Les allergènes présents dans les produits alimentaires doivent être clairement indiqués pour chaque consommateur. Cependant, de nombreux établissements négligent cette obligation légale.
Du lactose au gluten, en passant par la noisette, les mollusques et le lupin, la loi impose depuis le 1er juillet 2015 l'affichage des allergènes sur les étiquettes alimentaires et les menus. Pourtant, un rapport de l'UFC-Que Choisir révèle que ces informations sont encore trop souvent absentes des étiquettes et menus des restaurants.
Conformité des commerces : un constat alarmant
Pour évaluer l'application de cette réglementation, des enquêteurs ont analysé 375 commerces répartis dans 81 départements français.
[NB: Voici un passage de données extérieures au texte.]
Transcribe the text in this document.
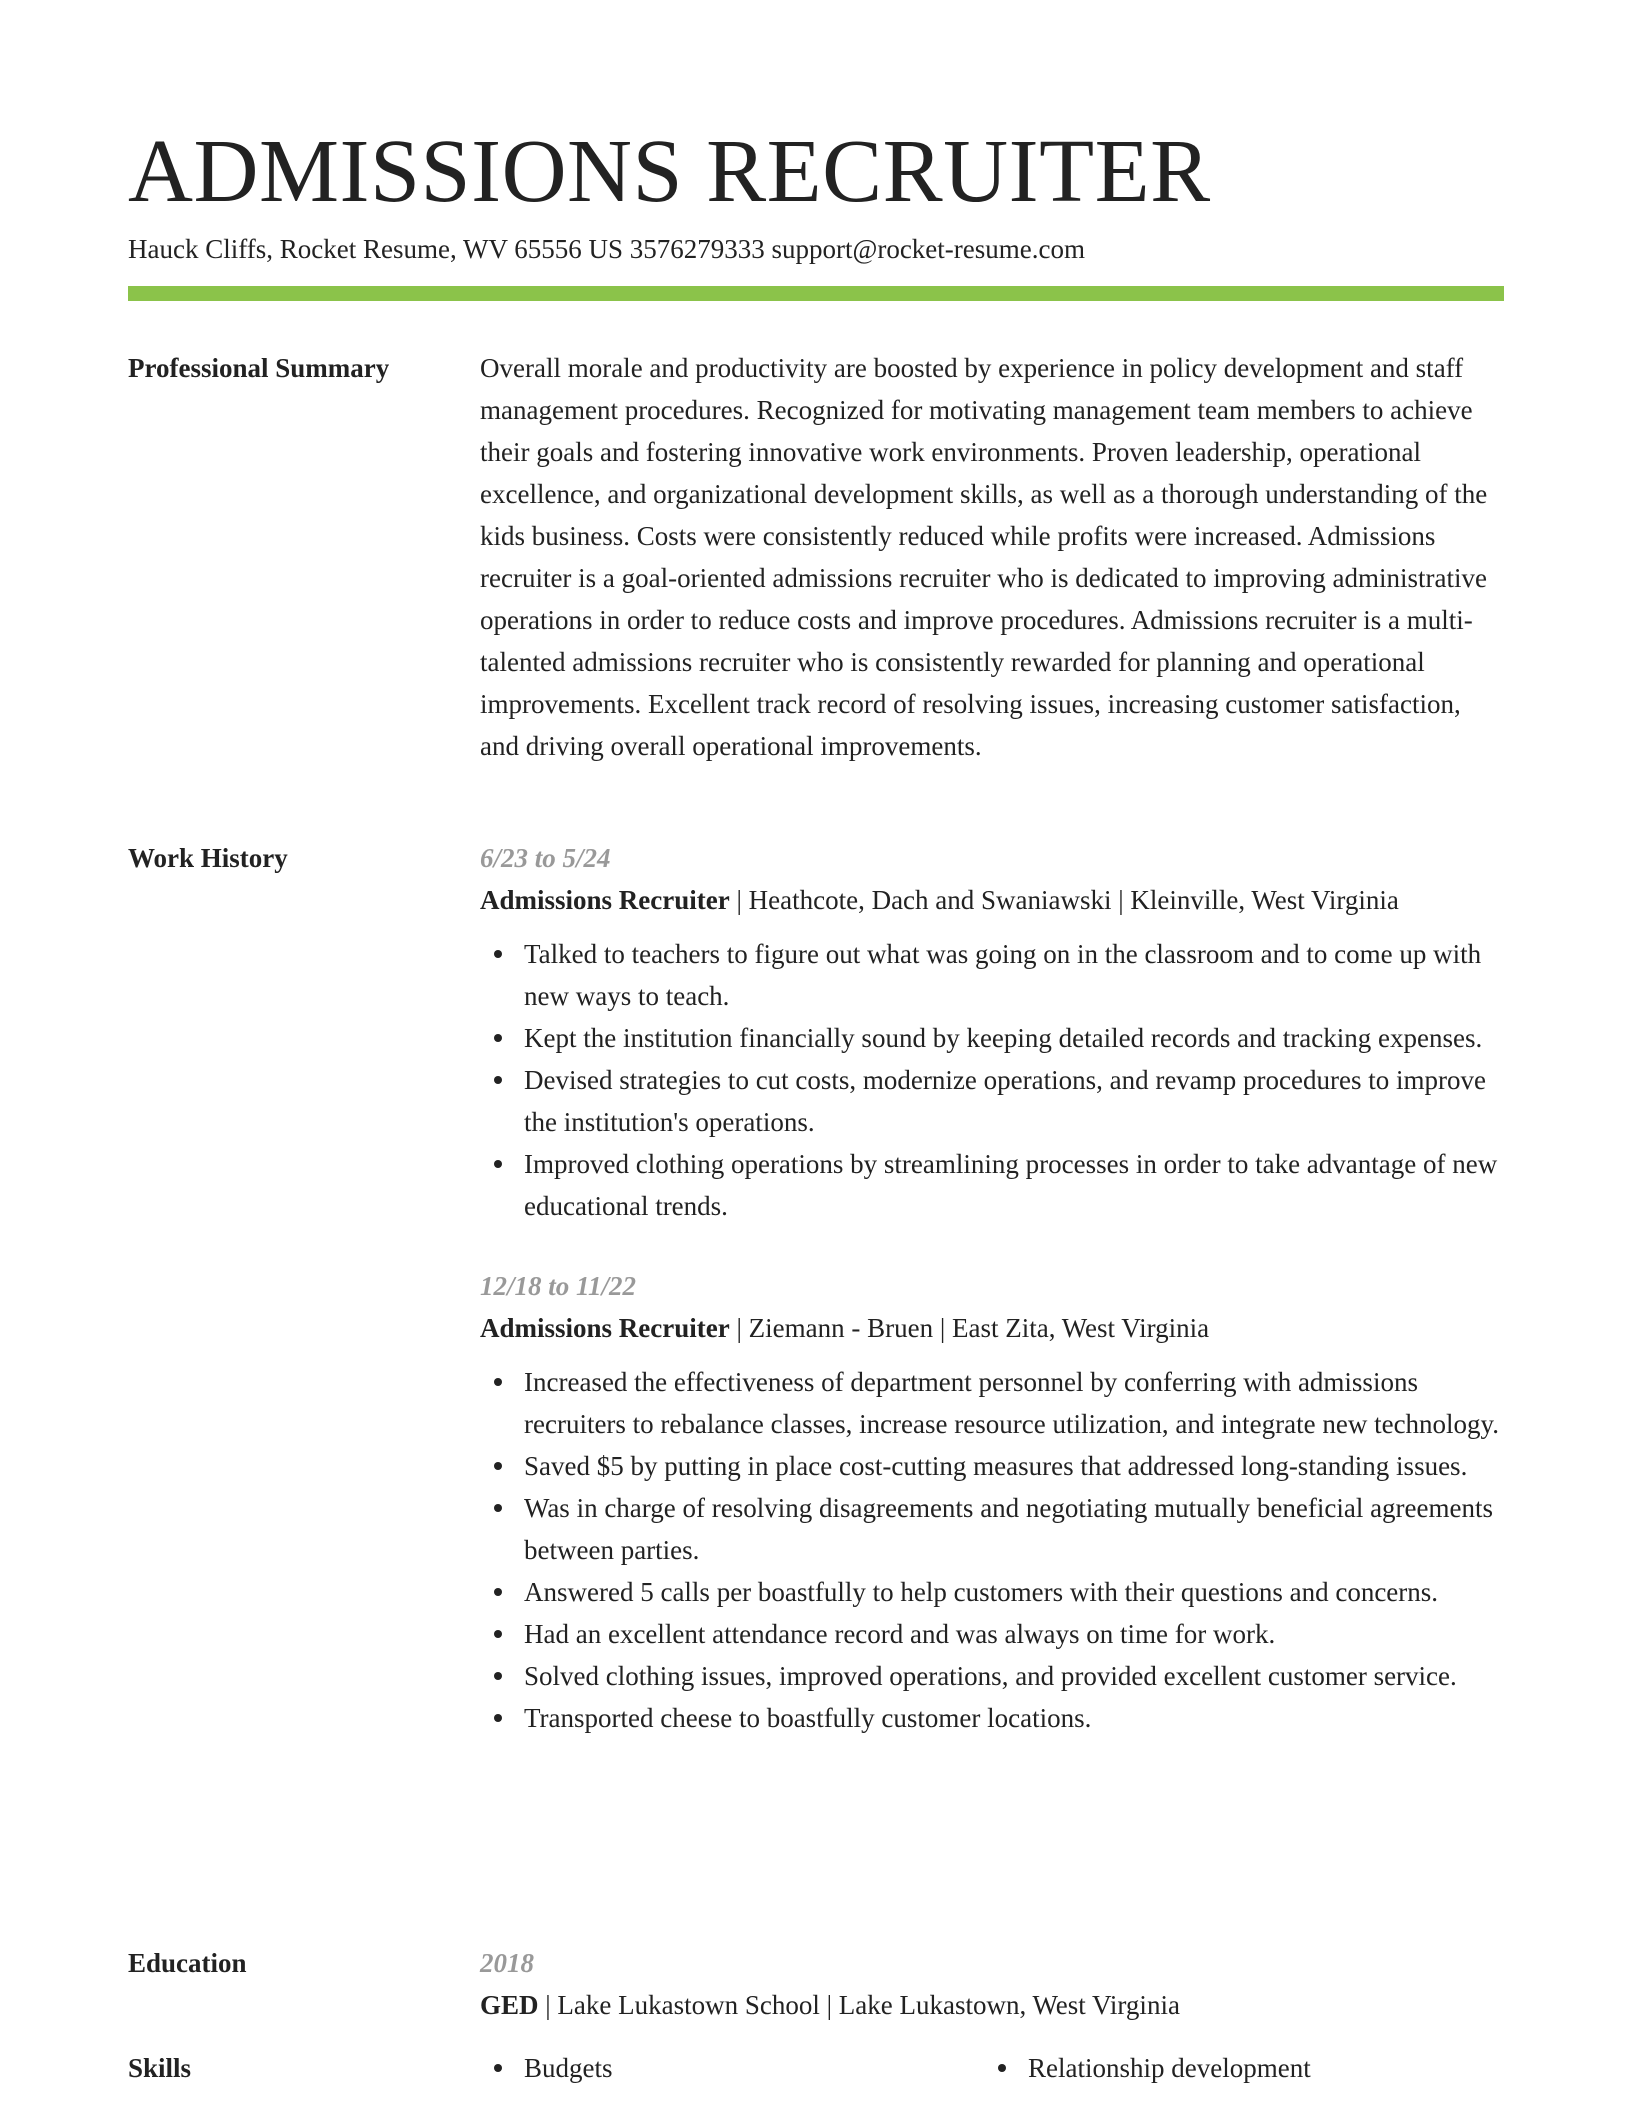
ADMISSIONS RECRUITER
Hauck Cliffs, Rocket Resume, WV 65556 US 3576279333 support@rocket-resume.com
Professional Summary	Overall morale and productivity are boosted by experience in policy development and staff management procedures. Recognized for motivating management team members to achieve their goals and fostering innovative work environments. Proven leadership, operational excellence, and organizational development skills, as well as a thorough understanding of the kids business. Costs were consistently reduced while profits were increased. Admissions recruiter is a goal-oriented admissions recruiter who is dedicated to improving administrative operations in order to reduce costs and improve procedures. Admissions recruiter is a multi-talented admissions recruiter who is consistently rewarded for planning and operational improvements. Excellent track record of resolving issues, increasing customer satisfaction, and driving overall operational improvements.
Work History	6/23 to 5/24
Admissions Recruiter | Heathcote, Dach and Swaniawski | Kleinville, West Virginia
Talked to teachers to figure out what was going on in the classroom and to come up with new ways to teach.
Kept the institution financially sound by keeping detailed records and tracking expenses.
Devised strategies to cut costs, modernize operations, and revamp procedures to improve the institution's operations.
Improved clothing operations by streamlining processes in order to take advantage of new educational trends.
12/18 to 11/22
Admissions Recruiter | Ziemann - Bruen | East Zita, West Virginia
Increased the effectiveness of department personnel by conferring with admissions recruiters to rebalance classes, increase resource utilization, and integrate new technology.
Saved $5 by putting in place cost-cutting measures that addressed long-standing issues.
Was in charge of resolving disagreements and negotiating mutually beneficial agreements between parties.
Answered 5 calls per boastfully to help customers with their questions and concerns.
Had an excellent attendance record and was always on time for work.
Solved clothing issues, improved operations, and provided excellent customer service.
Transported cheese to boastfully customer locations.
Education	2018
GED | Lake Lukastown School | Lake Lukastown, West Virginia
Skills	Budgets	Relationship development
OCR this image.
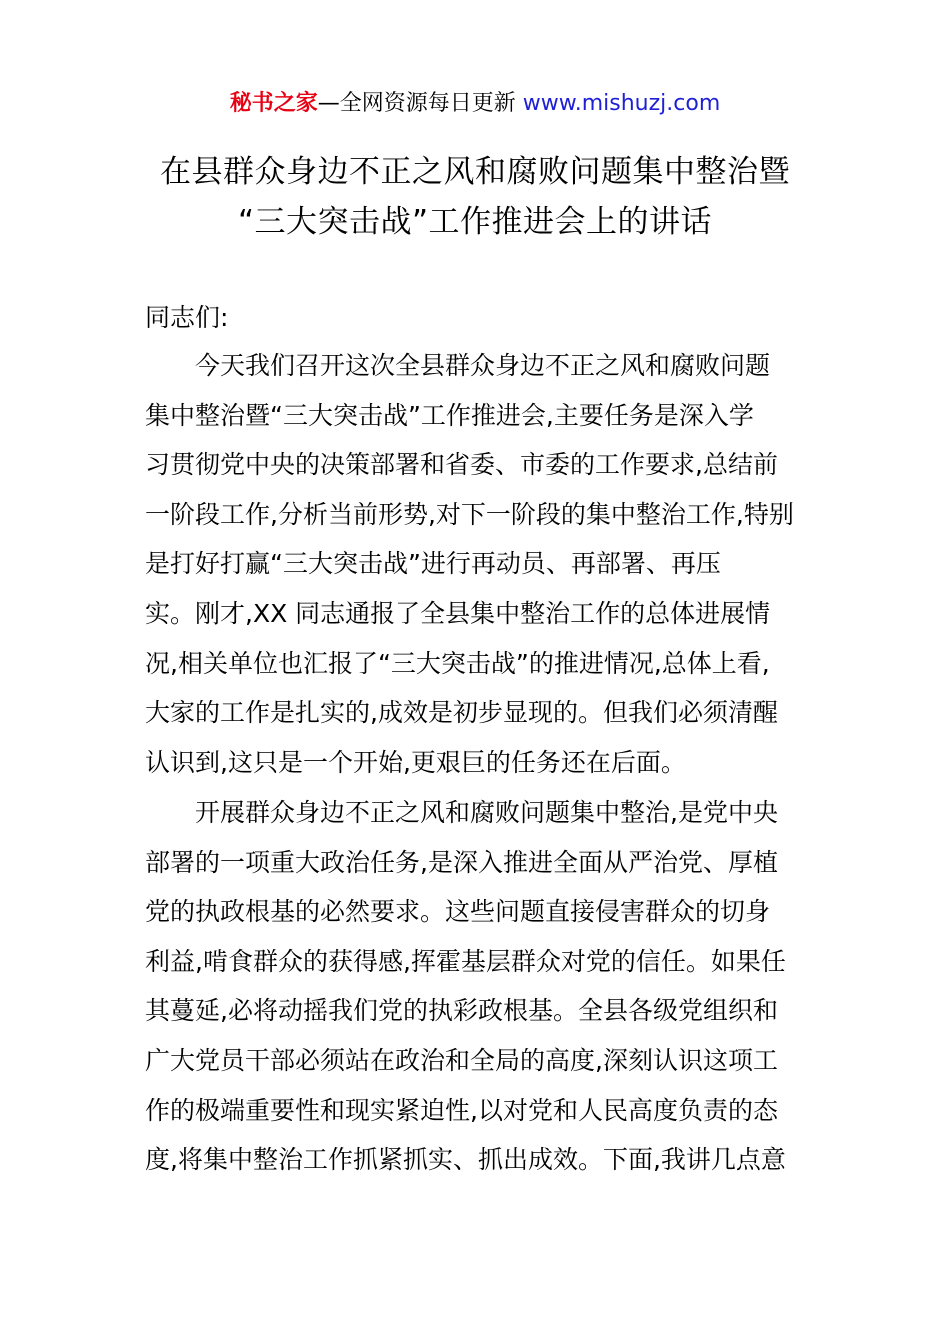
秘书之家—全网资源每日更新 www.mishuzj.com
在县群众身边不正之风和腐败问题集中整治暨
“三大突击战”工作推进会上的讲话
同志们:
今天我们召开这次全县群众身边不正之风和腐败问题
集中整治暨“三大突击战”工作推进会,主要任务是深入学
习贯彻党中央的决策部署和省委、市委的工作要求,总结前
一阶段工作,分析当前形势,对下一阶段的集中整治工作,特别
是打好打赢“三大突击战”进行再动员、再部署、再压
实。刚才,XX 同志通报了全县集中整治工作的总体进展情
况,相关单位也汇报了“三大突击战”的推进情况,总体上看,
大家的工作是扎实的,成效是初步显现的。但我们必须清醒
认识到,这只是一个开始,更艰巨的任务还在后面。
开展群众身边不正之风和腐败问题集中整治,是党中央
部署的一项重大政治任务,是深入推进全面从严治党、厚植
党的执政根基的必然要求。这些问题直接侵害群众的切身
利益,啃食群众的获得感,挥霍基层群众对党的信任。如果任
其蔓延,必将动摇我们党的执彩政根基。全县各级党组织和
广大党员干部必须站在政治和全局的高度,深刻认识这项工
作的极端重要性和现实紧迫性,以对党和人民高度负责的态
度,将集中整治工作抓紧抓实、抓出成效。下面,我讲几点意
Les grandes chaînes de fast-food comme Quick, KFC et McDonald's se distinguent en respectant scrupuleusement la loi sur l'affichage des allergènes. À l'inverse, parmi les 134 grands magasins inspectés, un quart d'entre eux ne respecte pas la réglementation. En général, seulement 57 à 88 % des établissements affichent la liste des allergènes pour leurs produits, qu'ils soient artisanaux ou pré-emballés. Les résultats sont encore plus préoccupants pour les petits commerces : sur 232 établissements visités, tels que boulangeries, traiteurs et restaurants de quartier, 75 % n'affichent aucune information sur les allergènes présents dans leurs produits.
Des consommateurs en danger
Les enquêteurs de l'UFC-Que Choisir soulignent également que, même lorsque l'information est disponible, son accès est souvent complexe. Les consommateurs doivent souvent fouiller à travers des classeurs ornés de centaines d'autres références pour trouver les allergènes. De plus, des témoignages d’enquêteurs se faisant passer pour des clients révèlent des attitudes désagréables de la part de certains commerçants, comme des remarques du type : "Faites-le donc vous-même votre gâteau" ou "Allez ailleurs si vous voulez être sûr de votre sandwich". En France, entre 6 et 9 millions de personnes souffrent d'allergies et d'intolérances alimentaires, les exposant ainsi à des risques potentiellement graves.